Database Store

class kingfisher_scrapy.extensions.database_store.DatabaseStore(database_url, files_store_directory)[source]

If the DATABASE_URL Scrapy setting and the crawl_time spider argument are set, the OCDS data is stored in a PostgreSQL database, incrementally.

This extension stores data in the “data” column of a table named after the spider, or the table_name spider argument (if set). When the spider is opened, if the table doesn’t exist, it is created. The spider’s from_date attribute is then set, in order of precedence, to: the from_date spider argument (unless equal to the spider’s default_from_date class attribute); the maximum value of the date field of the stored data (if any); the spider’s default_from_date class attribute (if set).

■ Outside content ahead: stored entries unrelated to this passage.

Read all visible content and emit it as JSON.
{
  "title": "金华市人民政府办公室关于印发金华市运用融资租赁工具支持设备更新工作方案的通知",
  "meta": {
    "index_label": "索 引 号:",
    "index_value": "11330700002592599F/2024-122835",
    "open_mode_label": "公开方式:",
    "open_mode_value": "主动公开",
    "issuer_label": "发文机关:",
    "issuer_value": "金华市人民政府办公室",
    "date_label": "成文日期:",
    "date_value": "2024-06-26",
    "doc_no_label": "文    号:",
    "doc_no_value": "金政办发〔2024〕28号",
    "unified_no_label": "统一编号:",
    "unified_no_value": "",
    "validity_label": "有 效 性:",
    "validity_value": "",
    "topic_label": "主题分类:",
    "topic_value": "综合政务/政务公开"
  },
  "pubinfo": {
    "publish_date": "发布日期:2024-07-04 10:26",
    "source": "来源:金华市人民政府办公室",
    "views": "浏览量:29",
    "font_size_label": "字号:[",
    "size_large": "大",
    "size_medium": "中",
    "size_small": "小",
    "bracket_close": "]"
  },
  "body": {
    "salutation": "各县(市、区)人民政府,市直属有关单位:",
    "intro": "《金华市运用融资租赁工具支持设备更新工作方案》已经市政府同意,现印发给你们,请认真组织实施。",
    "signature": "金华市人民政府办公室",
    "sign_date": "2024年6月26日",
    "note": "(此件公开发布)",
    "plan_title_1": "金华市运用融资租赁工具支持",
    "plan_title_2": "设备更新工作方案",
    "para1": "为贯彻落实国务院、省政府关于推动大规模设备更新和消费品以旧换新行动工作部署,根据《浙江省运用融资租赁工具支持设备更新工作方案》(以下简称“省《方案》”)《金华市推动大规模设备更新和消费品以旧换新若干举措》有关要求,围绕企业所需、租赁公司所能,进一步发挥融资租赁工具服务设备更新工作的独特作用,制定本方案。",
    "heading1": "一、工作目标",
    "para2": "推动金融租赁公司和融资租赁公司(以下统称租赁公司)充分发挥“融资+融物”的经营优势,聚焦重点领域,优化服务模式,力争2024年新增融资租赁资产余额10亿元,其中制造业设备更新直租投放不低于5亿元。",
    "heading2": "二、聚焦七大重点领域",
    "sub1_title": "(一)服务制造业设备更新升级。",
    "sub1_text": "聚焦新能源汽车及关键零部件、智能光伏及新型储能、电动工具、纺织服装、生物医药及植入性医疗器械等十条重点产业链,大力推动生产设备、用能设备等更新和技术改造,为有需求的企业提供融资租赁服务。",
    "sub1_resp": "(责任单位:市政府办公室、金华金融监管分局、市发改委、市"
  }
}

When the spider is closed, this extension reads the data written by the FilesStore extension to the crawl directory that matches the crawl_time spider argument. If the compile_releases spider argument is set, it creates compiled releases, using individual releases. Then, it recreates the table, and inserts either the compiled releases if the compile_releases spider argument is set, the individual releases in release packages (if the spider returns releases), or the compiled releases in record packages (if the spider returns records).

Warning

If the compile_releases spider argument is set, spiders that return records without embedded releases are not supported. If it isn’t set, then spiders that return records without compiled releases are not supported.

To perform incremental updates, the OCDS data in the crawl directory must not be deleted between crawls.

classmethod from_crawler(crawler)[source]
spider_opened(spider)[source]
spider_closed(spider, reason)[source]
create_table(table)[source]
yield_items_from_directory(crawl_directory, prefix='')[source]
format(statement, **kwargs)[source]

Formats the SQL statement, expressed as a format string with keyword arguments. A keyword argument’s value is converted to a SQL identifier, or a list of SQL identifiers, unless it’s already a sql object.

execute(statement, variables=None, **kwargs)[source]

Executes the SQL statement.

get_table_name(spider)[source]